Быть может, мы заставили читателя вслед за нами уклонится в сторону и это отступление показалось ему несколько длинным; но, право, было бы трудно говорить об этой эпохе, не коснувшись даже легким штрихом пера важных вопросов, составлявших ее суть и жизнь.
Теперь попытка окончена, попытка ребенка, который старался бы соскоблить пальцем ржавчину с древней статуи, чтобы прочесть под ней надпись, на три четверти стертую.
Вернемся к тому, что составляет видимость. Продолжая описывать реальность, мы скажем слишком много для романиста и слишком мало для историка.

XVII
ЧАН

Картина, которую мы попытались набросать в предыдущей главе, описывая время, когда жили наши герои, и людей, занимавших умы тогдашнего общества, может оправдать в глазах читателей непередаваемую тягу парижан к зрелищу публичных лечебных сеансов Месмера.
Поэтому король Людовик XVI, который, хотя и не отличался сам любопытством, но был осведомлен обо всех новостях, производивших волнение в его добром городе Париже, позволил королеве, — как помнит читатель, с условием, чтобы августейшую повелительницу сопровождала одна из принцесс, — в свою очередь, посмотреть на то, что все мы уже видели.
Прошло два дня после визита г-на кардинала де Рогана к г-же де Ламотт.
Погода смягчилась; наступила оттепель. Целая армия метельщиков, довольных и гордых тем, что настал конец зимы, с рвением солдат, роющих траншеи, спускала в водостоки последний снег, почерневший и превратившийся в грязные потоки.
Голубое и прозрачное небо осветилось мерцанием первых звезд, когда г-жа де Ламотт, одетая изящно, как могла бы позволить себе женщина богатая, подъехала в фиакре — г-жа Клотильда постаралась нанять экипаж поновее — к Вандомской площади и остановилась против дома величественного вида; его высокие окна были ярко освещены по всему фасаду.

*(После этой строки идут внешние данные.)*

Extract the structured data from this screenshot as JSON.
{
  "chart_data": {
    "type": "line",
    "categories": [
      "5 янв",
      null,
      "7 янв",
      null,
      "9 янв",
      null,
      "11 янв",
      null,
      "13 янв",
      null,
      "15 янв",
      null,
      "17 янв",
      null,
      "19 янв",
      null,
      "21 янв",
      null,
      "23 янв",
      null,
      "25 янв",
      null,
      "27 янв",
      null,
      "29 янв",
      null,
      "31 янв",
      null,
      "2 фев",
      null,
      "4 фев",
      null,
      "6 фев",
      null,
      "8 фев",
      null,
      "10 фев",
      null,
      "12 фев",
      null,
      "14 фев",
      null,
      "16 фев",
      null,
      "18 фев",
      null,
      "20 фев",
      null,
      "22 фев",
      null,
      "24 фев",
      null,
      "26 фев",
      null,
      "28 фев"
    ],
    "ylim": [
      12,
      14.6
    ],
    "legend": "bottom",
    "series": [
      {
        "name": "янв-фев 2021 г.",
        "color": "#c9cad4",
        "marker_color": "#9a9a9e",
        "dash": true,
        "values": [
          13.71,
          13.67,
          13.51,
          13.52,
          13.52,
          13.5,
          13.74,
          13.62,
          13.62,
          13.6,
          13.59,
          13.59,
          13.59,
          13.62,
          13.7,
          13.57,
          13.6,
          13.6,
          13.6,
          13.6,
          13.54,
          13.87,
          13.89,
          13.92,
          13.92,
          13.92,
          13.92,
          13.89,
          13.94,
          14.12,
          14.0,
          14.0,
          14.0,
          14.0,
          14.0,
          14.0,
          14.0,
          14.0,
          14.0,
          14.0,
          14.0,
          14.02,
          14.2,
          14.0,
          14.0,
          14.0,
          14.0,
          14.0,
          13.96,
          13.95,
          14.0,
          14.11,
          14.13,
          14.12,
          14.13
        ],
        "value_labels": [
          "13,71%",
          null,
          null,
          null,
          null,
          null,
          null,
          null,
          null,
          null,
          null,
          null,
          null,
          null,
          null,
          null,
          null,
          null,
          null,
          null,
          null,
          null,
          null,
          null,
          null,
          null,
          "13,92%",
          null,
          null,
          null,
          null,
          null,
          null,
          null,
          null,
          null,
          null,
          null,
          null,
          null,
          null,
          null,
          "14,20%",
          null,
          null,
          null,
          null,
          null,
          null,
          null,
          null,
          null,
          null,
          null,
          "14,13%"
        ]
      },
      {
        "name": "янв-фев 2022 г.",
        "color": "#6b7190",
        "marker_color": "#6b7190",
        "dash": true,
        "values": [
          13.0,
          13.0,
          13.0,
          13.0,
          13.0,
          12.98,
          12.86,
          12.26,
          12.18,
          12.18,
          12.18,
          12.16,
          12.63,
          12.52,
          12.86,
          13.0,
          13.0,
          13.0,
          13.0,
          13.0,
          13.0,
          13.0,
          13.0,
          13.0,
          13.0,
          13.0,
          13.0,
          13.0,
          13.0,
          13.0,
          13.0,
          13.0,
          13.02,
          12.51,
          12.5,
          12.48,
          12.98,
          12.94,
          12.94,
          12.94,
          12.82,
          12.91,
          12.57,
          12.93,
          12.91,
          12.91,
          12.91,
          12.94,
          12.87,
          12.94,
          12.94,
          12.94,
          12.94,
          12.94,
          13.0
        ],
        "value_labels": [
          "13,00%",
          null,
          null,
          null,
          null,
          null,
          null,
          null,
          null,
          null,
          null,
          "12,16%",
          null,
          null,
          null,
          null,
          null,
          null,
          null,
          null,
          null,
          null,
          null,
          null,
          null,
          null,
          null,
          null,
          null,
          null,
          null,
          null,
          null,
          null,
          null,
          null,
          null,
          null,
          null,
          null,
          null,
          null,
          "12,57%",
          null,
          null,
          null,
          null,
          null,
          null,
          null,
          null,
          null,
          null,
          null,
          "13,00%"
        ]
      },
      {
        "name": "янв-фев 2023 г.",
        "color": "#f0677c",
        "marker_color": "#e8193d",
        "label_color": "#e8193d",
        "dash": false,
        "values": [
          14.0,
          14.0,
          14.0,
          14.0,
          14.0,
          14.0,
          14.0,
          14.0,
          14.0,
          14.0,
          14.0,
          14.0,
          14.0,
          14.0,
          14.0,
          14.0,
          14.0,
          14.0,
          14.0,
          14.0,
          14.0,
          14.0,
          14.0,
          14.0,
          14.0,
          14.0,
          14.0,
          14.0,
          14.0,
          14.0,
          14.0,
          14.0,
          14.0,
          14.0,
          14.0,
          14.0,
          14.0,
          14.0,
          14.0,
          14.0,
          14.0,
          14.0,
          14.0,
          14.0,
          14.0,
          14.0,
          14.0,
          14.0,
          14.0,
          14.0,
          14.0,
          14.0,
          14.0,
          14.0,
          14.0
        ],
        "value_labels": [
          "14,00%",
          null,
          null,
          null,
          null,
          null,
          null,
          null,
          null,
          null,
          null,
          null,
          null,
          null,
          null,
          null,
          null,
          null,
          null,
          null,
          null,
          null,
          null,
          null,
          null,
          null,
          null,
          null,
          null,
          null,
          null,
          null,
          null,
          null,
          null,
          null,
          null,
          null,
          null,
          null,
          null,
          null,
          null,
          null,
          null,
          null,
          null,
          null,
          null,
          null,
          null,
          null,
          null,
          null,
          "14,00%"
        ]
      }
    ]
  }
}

Это был дом доктора Месмера.
Кроме фиакра г-жи де Ламотт, перед домом стояло много экипажей и носилок; тут же двести или триста любопытных топтались в грязи, ожидая выхода исцеленных больных и входа больных, нуждающихся в исцелении.
Последние, в большинстве случаев богатые и титулованные, приезжали в каретах с гербами; их высаживали и выносили лакеи, и эти своеобразные тюки, закутанные в меховые шубы или в атласные накидки, служили немалым утешением для голодных и полуголых бедняков, которые ожидали у двери наглядного доказательства того, что Бог посылает людям здоровье или болезнь, не справляясь об их родословном древе.
Как только один из этих больных, с бледным лицом и расслабленным телом, исчезал за большой дверью, в толпе раздавался легкий гул, и редко-редко эта любопытная и необразованная толпа, видевшая не раз всю эту жадную до удовольствия аристократию во время съезда на балы или в театры, не узнавала в этих больных то какого-нибудь герцога с парализованной ногой или рукой, то какого-нибудь генерала, которому ноги отказывались служить не столько из-за утомительных военных переходов, сколько вследствие онемения, вызванного частыми привалами у дам из Оперы или актрис из Итальянской комедии.
Само собой понятно, что расследования, проводимые толпой, касались не только мужчин, но и женщин.
Эта дама, например, что пронесли гайдуки на руках, со свесившейся на грудь головой и безжизненным взглядом, напоминавшая римских матрон, которых уносили после пиров их фессалийцы, — эта дама, страдавшая нервными болями или истощенная разными излишествами и бессонными ночами, не найдя себе исцеления или возвращения жизненных сил у модных комедиантов или у тех ангелов-силачей, о которых г-жа Дюгазон могла привести столько удивительных рассказов, явилась к чану Месмера в надежде найти то, что она тщетно искала в других местах.
Пусть не подумают, что мы преднамеренно преувеличиваем развращенность тогдашних нравов. Приходится сознаться, что в то время между придворными дамами и театральными дивами шло ожесточенное соперничество. Последние отнимали у светских женщин их любовников и мужей, а первые перехватывали у актрис их товарищей и названых братцев.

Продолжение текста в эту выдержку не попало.